Gli stessi stili di vita spesso sono embricati tra loro con forti correlazioni: chi fuma tende a consumare più alcolici, chi è sovrappeso si muove meno rispetto ai 10 mila passi quotidiani suggeriti dall’Organizzazione Mondiale della Sanità. Lo stress condiziona fortemente il tabagismo, gli eccessi alimentari, l’assunzione esagerata di bevande alcoliche e gli stessi rapporti sociali e professionali possono risentirne.
Dunque è importante, nell’ambito della visione di azienda etica, intervenire sugli stili di vita avvalendosi di percorsi strutturati gestiti da esperti.
La modifica di uno stile di vita richiede alla persona l’abbandono di zone di comfort e l’inizio di un percorso di cambiamento. E’ importante fissare obiettivi definendo con chiarezza cosa si vuole cambiare.
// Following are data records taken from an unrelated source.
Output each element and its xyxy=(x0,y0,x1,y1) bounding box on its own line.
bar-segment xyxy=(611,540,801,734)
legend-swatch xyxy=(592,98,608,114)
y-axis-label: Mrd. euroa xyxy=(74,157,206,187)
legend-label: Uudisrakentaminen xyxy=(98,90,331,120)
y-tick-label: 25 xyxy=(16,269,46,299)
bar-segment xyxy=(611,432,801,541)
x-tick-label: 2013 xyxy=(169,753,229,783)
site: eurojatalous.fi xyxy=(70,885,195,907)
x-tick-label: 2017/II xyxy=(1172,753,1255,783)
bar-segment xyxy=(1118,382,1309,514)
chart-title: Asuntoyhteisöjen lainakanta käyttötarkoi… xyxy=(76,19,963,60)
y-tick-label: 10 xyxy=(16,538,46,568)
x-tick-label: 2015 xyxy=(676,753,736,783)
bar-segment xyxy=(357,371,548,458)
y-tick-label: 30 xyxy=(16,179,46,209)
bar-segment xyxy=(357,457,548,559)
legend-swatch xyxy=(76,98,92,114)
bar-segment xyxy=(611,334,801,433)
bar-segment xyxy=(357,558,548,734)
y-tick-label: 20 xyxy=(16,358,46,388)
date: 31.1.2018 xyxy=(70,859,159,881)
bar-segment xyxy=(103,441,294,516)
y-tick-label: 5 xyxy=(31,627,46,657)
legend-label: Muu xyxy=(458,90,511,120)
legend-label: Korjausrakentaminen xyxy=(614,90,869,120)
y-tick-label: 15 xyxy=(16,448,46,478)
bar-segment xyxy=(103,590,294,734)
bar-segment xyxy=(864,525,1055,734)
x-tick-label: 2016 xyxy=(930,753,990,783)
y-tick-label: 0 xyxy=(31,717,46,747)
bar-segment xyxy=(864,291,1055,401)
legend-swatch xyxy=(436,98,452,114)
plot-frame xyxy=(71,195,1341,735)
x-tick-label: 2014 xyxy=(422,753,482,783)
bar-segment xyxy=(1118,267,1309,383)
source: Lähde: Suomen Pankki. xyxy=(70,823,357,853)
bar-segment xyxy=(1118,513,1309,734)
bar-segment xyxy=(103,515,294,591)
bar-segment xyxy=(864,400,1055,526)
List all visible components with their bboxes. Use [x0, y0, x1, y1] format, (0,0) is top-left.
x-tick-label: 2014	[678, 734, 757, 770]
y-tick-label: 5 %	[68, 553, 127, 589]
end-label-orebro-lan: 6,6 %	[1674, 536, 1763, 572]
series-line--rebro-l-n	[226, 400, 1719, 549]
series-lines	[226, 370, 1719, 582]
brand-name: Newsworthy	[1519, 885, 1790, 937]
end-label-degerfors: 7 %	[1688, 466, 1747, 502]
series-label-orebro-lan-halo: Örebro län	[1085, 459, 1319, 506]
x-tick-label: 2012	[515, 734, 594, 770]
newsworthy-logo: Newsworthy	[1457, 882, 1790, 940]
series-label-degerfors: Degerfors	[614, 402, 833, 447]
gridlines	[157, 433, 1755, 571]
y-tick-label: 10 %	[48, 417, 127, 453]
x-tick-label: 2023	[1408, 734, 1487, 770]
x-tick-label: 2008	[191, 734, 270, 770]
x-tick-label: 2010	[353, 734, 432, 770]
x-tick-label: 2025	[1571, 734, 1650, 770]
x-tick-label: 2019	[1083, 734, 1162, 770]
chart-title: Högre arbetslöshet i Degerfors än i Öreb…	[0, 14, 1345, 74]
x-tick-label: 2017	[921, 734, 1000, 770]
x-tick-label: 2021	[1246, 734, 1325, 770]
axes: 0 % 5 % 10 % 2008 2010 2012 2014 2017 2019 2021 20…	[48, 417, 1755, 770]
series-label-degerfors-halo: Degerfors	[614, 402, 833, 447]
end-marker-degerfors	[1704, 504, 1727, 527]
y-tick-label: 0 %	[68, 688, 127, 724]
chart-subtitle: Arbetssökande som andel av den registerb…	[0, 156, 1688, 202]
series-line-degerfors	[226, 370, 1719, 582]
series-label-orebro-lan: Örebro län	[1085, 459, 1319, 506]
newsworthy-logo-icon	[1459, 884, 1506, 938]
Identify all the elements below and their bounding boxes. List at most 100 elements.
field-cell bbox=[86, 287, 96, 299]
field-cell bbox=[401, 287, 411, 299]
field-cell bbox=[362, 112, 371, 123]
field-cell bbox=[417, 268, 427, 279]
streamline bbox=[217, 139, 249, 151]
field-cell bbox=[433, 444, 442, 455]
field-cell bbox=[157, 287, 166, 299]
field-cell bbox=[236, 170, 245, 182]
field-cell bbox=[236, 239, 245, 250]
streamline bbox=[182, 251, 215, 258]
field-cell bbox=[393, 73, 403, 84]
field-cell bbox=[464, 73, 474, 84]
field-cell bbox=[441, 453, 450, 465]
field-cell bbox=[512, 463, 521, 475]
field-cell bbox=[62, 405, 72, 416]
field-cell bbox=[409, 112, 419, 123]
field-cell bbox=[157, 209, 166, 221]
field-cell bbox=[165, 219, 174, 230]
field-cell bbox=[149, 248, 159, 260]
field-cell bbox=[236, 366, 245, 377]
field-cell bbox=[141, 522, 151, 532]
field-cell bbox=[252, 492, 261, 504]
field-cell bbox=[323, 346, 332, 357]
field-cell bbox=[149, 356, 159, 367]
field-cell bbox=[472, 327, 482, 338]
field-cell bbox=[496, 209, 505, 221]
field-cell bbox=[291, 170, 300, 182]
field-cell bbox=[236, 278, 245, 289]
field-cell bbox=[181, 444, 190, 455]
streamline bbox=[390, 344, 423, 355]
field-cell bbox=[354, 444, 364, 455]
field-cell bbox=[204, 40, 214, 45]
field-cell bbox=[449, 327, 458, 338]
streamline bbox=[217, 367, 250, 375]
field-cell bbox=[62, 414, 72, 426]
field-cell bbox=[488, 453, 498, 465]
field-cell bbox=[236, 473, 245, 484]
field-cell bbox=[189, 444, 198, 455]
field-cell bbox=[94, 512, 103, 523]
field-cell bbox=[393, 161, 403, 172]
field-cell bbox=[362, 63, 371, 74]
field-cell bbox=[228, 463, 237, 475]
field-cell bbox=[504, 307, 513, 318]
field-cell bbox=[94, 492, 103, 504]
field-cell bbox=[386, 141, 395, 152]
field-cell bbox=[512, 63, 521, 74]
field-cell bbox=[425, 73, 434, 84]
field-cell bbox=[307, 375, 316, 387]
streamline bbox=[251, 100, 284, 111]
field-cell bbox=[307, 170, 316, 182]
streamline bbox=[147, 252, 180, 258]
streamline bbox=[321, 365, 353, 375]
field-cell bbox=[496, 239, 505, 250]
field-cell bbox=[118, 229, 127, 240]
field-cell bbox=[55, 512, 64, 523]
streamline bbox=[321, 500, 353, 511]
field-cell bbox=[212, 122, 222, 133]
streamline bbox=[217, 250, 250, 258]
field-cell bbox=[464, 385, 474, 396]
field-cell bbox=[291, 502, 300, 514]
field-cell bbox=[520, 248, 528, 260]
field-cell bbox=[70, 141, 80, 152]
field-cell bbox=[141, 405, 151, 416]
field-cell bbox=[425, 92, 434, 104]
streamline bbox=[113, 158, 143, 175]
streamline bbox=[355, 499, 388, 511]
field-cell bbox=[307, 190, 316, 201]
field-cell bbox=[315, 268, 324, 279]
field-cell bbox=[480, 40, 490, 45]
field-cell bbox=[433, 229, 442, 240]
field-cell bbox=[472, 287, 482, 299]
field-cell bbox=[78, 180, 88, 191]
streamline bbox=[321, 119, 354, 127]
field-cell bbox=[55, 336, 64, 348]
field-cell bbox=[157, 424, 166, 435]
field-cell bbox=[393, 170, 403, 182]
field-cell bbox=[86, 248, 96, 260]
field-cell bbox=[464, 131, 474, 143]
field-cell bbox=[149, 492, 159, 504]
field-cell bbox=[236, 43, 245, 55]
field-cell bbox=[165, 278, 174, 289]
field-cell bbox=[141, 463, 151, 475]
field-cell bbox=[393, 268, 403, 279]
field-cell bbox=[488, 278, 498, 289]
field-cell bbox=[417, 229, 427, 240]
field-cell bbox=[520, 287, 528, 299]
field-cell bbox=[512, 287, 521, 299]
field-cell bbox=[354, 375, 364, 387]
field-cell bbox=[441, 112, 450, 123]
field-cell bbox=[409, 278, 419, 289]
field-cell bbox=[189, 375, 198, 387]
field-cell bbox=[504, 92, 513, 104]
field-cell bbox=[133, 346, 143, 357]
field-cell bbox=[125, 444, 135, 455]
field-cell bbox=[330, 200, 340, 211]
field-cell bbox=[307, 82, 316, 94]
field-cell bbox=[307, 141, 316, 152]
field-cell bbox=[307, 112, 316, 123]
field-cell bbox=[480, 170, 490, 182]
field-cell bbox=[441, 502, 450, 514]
Alibi e scuse devono essere affrontati e risolti in modo che all’idea del cambiamento segua una azione appropriata e convinta.
Il coaching applicato allo stile di vita è una ottima guida proprio per accompagnare il cambiamento e si avvale di una fase di stadiazione, superamento delle resistenze, discussione di un piano d’azione concreto caratterizzato da tempi e scelte definite. Tutto ciò aiuta a mettere a fuoco le potenzialità della persona che così impara a meglio sfruttarle al fine di raggiungere traguardi importanti nella vita e nel lavoro. A volte anche risultati parziali o piccoli passi possono essere di grande beneficio per il benessere mentale e fisico e proprio piccoli miglioramenti danno fiducia nei confronti di un percorso virtuoso.